Posted on: 19 November 2021

Laura Peresivana, Helen Charlston, Hugh Cutting

2021 Kathleen Ferrier Awards winners: Helen Charlston (Ferrier Loveday Song Prize), Hugh Cutting (First Prize), Laura Perešivana (Second Prize). Photo - Emma Brown Photography

Hugh Cutting, former choral scholar at St John’s (2015-18) has won first prize in this year’s Kathleen Ferrier Awards, one of Britain’s most prestigious awards for singers. He is the first countertenor to win first prize in the Ferrier’s 66-year history.

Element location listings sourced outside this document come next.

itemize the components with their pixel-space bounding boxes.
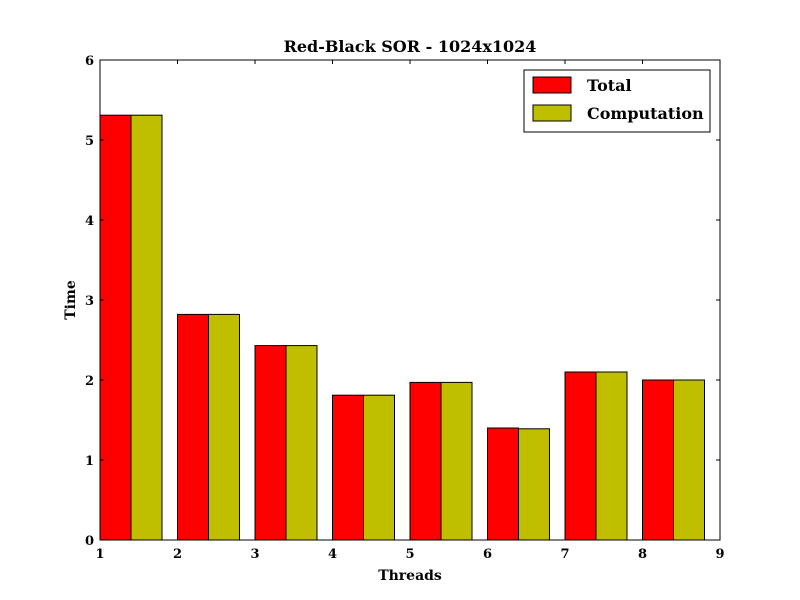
y-axis-label: Time [63, 280, 79, 320]
legend-label-computation: Computation [587, 104, 704, 123]
x-tick-label: 2 [173, 547, 182, 562]
bar-computation-6 [518, 428, 550, 541]
bar-total-3 [254, 345, 287, 541]
bar-total-8 [642, 379, 674, 541]
x-tick-label: 1 [95, 547, 104, 562]
bar-computation-4 [363, 394, 395, 541]
plot-frame [99, 59, 721, 541]
bar-computation-7 [595, 371, 628, 541]
x-tick-label: 7 [560, 547, 569, 562]
x-tick-label: 4 [328, 547, 337, 562]
chart-title: Red-Black SOR - 1024x1024 [284, 37, 537, 56]
bars-layer [99, 114, 705, 541]
bar-total-6 [487, 427, 519, 541]
legend: Total Computation [523, 69, 711, 133]
bar-computation-1 [130, 114, 163, 541]
bar-computation-2 [208, 313, 240, 541]
bar-total-4 [332, 394, 364, 541]
x-tick-label: 6 [483, 547, 492, 562]
x-tick-label: 3 [250, 547, 259, 562]
legend-label-total: Total [587, 76, 632, 95]
x-tick-label: 8 [638, 547, 647, 562]
bar-computation-3 [285, 345, 318, 541]
y-tick-label: 2 [85, 374, 94, 389]
y-tick-label: 4 [85, 214, 94, 229]
bar-total-7 [564, 371, 597, 541]
y-tick-label: 3 [85, 294, 94, 309]
bar-total-2 [177, 313, 209, 541]
x-tick-label: 9 [715, 547, 724, 562]
x-tick-label: 5 [405, 547, 414, 562]
bar-total-5 [409, 381, 442, 541]
legend-swatch-computation [532, 104, 572, 122]
y-tick-label: 1 [85, 454, 94, 469]
x-axis-label: Threads [378, 568, 442, 584]
y-tick-label: 6 [85, 54, 94, 69]
legend-swatch-total [532, 76, 572, 94]
y-tick-label: 5 [85, 134, 94, 149]
y-tick-label: 0 [85, 534, 94, 549]
bar-total-1 [99, 114, 132, 541]
bar-computation-5 [440, 381, 473, 541]
bar-computation-8 [673, 379, 705, 541]
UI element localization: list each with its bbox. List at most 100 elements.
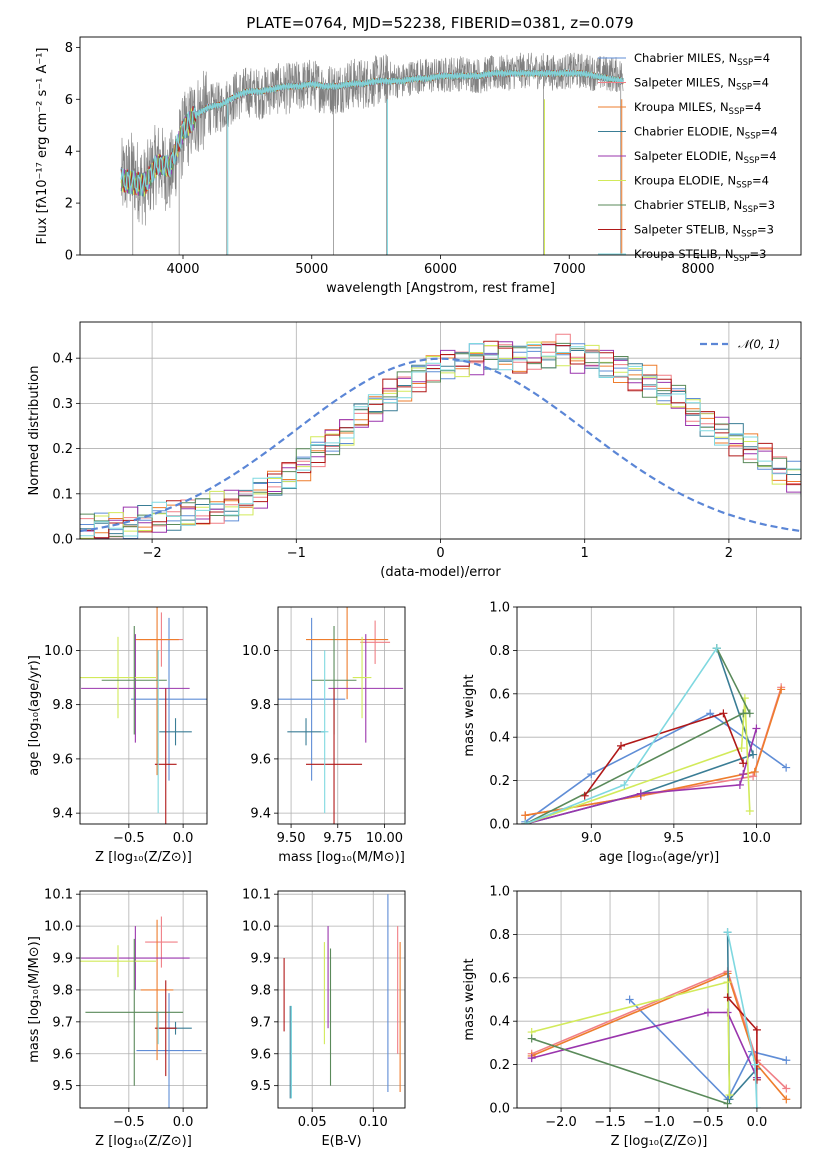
data-spectrum-line	[120, 52, 624, 226]
weight_vs_Z-ylabel: mass weight	[462, 958, 477, 1040]
weight-marker	[723, 928, 732, 937]
mass_vs_ebv-ytick-label: 9.5	[250, 1079, 271, 1094]
weight-marker	[527, 1034, 536, 1043]
residuals-ytick-label: 0.2	[52, 442, 73, 457]
legend-suffix: =3	[749, 247, 766, 261]
spectrum-xtick-label: 6000	[424, 262, 457, 277]
legend-sub: SSP	[744, 156, 760, 166]
age_vs_Z-ytick-label: 10.0	[44, 644, 73, 659]
residuals-xtick-label: −2	[143, 546, 162, 561]
residuals-axes	[76, 322, 801, 543]
weight-line-chabrier-miles	[629, 998, 787, 1101]
mass_vs_ebv-ytick-label: 10.1	[242, 888, 271, 903]
mass_vs_ebv-xtick-label: 0.10	[359, 1115, 388, 1130]
weight-marker	[706, 709, 715, 718]
mass_vs_ebv-xlabel: E(B-V)	[321, 1134, 361, 1149]
legend-entry: Kroupa ELODIE, NSSP=4	[634, 174, 769, 191]
mass_vs_Z-axes	[76, 891, 207, 1112]
residual-histograms	[80, 333, 801, 539]
age_vs_mass-xtick-label: 10.00	[366, 831, 403, 846]
residuals-ytick-label: 0.0	[52, 533, 73, 548]
spectrum-lines	[120, 52, 624, 255]
weight_vs_age-axes	[513, 606, 801, 828]
weight-line-kroupa-miles	[525, 689, 782, 817]
weight_vs_Z-ytick-label: 0.8	[489, 928, 510, 943]
weight_vs_Z-ytick-label: 0.0	[489, 1102, 510, 1117]
legend-entry: Salpeter MILES, NSSP=4	[634, 76, 769, 93]
residuals-ytick-label: 0.4	[52, 352, 73, 367]
weight-marker	[725, 1090, 734, 1099]
spectrum-axes	[76, 46, 699, 259]
age_vs_mass-ytick-label: 9.8	[250, 698, 271, 713]
weight_vs_age-ytick-label: 1.0	[489, 601, 510, 616]
weight_vs_Z-ytick-label: 0.2	[489, 1058, 510, 1073]
weight-marker	[723, 1099, 732, 1108]
spectrum-xtick-label: 4000	[166, 262, 199, 277]
mass_vs_Z-xtick-label: −0.5	[113, 1115, 145, 1130]
weight-marker	[782, 1095, 791, 1104]
model-line-kroupa-stelib	[120, 68, 624, 196]
legend-suffix: =4	[752, 76, 769, 90]
legend-sub: SSP	[745, 132, 761, 142]
legend-sub: SSP	[741, 230, 757, 240]
mass_vs_Z-ytick-label: 10.0	[44, 920, 73, 935]
weight_vs_Z-xtick-label: −1.5	[594, 1115, 626, 1130]
residuals-xtick-label: −1	[287, 546, 306, 561]
residuals-xtick-label: 1	[581, 546, 589, 561]
mass-vs-ebv-frame	[277, 890, 406, 1109]
age_vs_mass-xlabel: mass [log₁₀(M/M⊙)]	[278, 850, 405, 865]
mass_vs_ebv-ytick-label: 10.0	[242, 920, 271, 935]
mass_vs_Z-ytick-label: 9.8	[52, 983, 73, 998]
legend-suffix: =3	[758, 198, 775, 212]
spectrum-xtick-label: 5000	[295, 262, 328, 277]
weight-marker	[752, 724, 761, 733]
age_vs_Z-xlabel: Z [log₁₀(Z/Z⊙)]	[95, 850, 192, 865]
residuals-ytick-label: 0.1	[52, 487, 73, 502]
weight_vs_Z-frame	[516, 890, 802, 1109]
legend-sub: SSP	[742, 205, 758, 215]
legend-entry: Chabrier ELODIE, NSSP=4	[634, 125, 778, 142]
residuals-ylabel: Normed distribution	[27, 366, 42, 496]
age_vs_mass-xtick-label: 9.50	[277, 831, 306, 846]
weight_vs_age-xlabel: age [log₁₀(age/yr)]	[599, 850, 720, 865]
weight-marker	[777, 685, 786, 694]
residuals-xlabel: (data-model)/error	[380, 565, 501, 580]
mass_vs_Z-ytick-label: 10.1	[44, 888, 73, 903]
age_vs_mass-ytick-label: 10.0	[242, 644, 271, 659]
weight-line-kroupa-miles	[531, 972, 787, 1100]
spectrum-ytick-label: 6	[65, 93, 73, 108]
age_vs_mass-xtick-label: 9.75	[323, 831, 352, 846]
legend-label: Chabrier MILES, N	[634, 51, 737, 65]
legend-suffix: =4	[744, 100, 761, 114]
age_vs_Z-xtick-label: −0.5	[113, 831, 145, 846]
weight-marker	[737, 744, 746, 753]
mass_vs_ebv-ytick-label: 9.8	[250, 983, 271, 998]
legend-label: Chabrier ELODIE, N	[634, 125, 745, 139]
legend-suffix: =4	[753, 51, 770, 65]
histogram-salpeter-elodie	[80, 341, 801, 539]
legend-entry: Salpeter ELODIE, NSSP=4	[634, 149, 777, 166]
residuals-ytick-label: 0.3	[52, 397, 73, 412]
legend-entry: Chabrier STELIB, NSSP=3	[634, 198, 775, 215]
mass_vs_ebv-ytick-label: 9.6	[250, 1047, 271, 1062]
weight-line-salpeter-stelib	[584, 712, 744, 797]
mass_vs_Z-ylabel: mass [log₁₀(M/M⊙)]	[27, 936, 42, 1063]
spectrum-ylabel: Flux [fλ10⁻¹⁷ erg cm⁻² s⁻¹ A⁻¹]	[35, 48, 50, 245]
age_vs_Z-ytick-label: 9.6	[52, 752, 73, 767]
weight-marker	[625, 995, 634, 1004]
weight-line-kroupa-elodie	[525, 698, 751, 824]
normal-legend-label: 𝒩(0, 1)	[738, 337, 780, 351]
weight-marker	[739, 759, 748, 768]
weight-marker	[752, 1025, 761, 1034]
legend-label: Salpeter STELIB, N	[634, 223, 741, 237]
weight_vs_Z-ytick-label: 1.0	[489, 885, 510, 900]
residuals-xtick-label: 0	[436, 546, 444, 561]
weight_vs_age-ytick-label: 0.8	[489, 644, 510, 659]
spectrum-xtick-label: 7000	[553, 262, 586, 277]
mass_vs_Z-ytick-label: 9.5	[52, 1079, 73, 1094]
mass_vs_Z-ytick-label: 9.6	[52, 1047, 73, 1062]
weight_vs_age-xtick-label: 9.5	[664, 831, 685, 846]
spectrum-ytick-label: 8	[65, 41, 73, 56]
spectrum-xtick-label: 8000	[681, 262, 714, 277]
histogram-kroupa-miles	[80, 341, 801, 539]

The semi-finals and final of the competition took place at the Henry Wood Hall in front of a jury that included baritone Sir Thomas Allen, mezzo-soprano Alice Coote, soprano Valerie Masterson, tenor Ian Partridge and pianist James Baillieu. The final will be streamed via the competition website in two parts, and will be available on Saturday 4th and Sunday 5th December from 7:30pm for one month.

Hugh performed together with pianist George Ireland, and he sang an aria from Handel's Agrippina, d'Indy Magrigal, two of Dvorak's Biblical Songs, an extract from George Benjamin's Written on Skin and Campian's Faire, if you expect admiring. The latter piece was arranged by another former member of the choir, composer Piers Connor Kennedy.

Hugh said:

"This is obviously a huge honour; George and I are so thrilled, particularly with the flurry of supportive messages and emails that have come with it! Competitions are always an unknown entity, really, and I’m sure many of the finalists would have been worthy winners for different reasons, so we’ll take this with a pinch of salt and much gratitude.

"I owe so much to St John’s, to New College Oxford where I was a chorister, the Royal College, and most to my parents and brother who nurtured everything, especially my impressions of ‘strange altos’ like Iestyn Davies when I was 8."

Hugh is currently a member of the Royal College of Music Inertnational Opera Studio. As well as having recorded with The King’s Consort, he has recently performed together with former St John’s chorister and choral scholar Iestyn Davies on a new album with Fretwork on Signum Records. You can watch one of the duets from this album below. Forthcoming projects include performances as 'Arsace' in Handel's Partenope with Les Arts Florissants & William Christie in Barcelona and Versailles, Bach St John Passion solos with Polyphony & Stephen Layton in St John's Smith Square, and his debut with Zurich Opera in a Monterverdi Madrigals ballet.

Other Johnian choral scholars who have succeeded at the Kathleen Ferrier Awards in recent years include baritones Theodore Platt (2nd Prize, 2019) and Gareth John (1st Prize, 2013).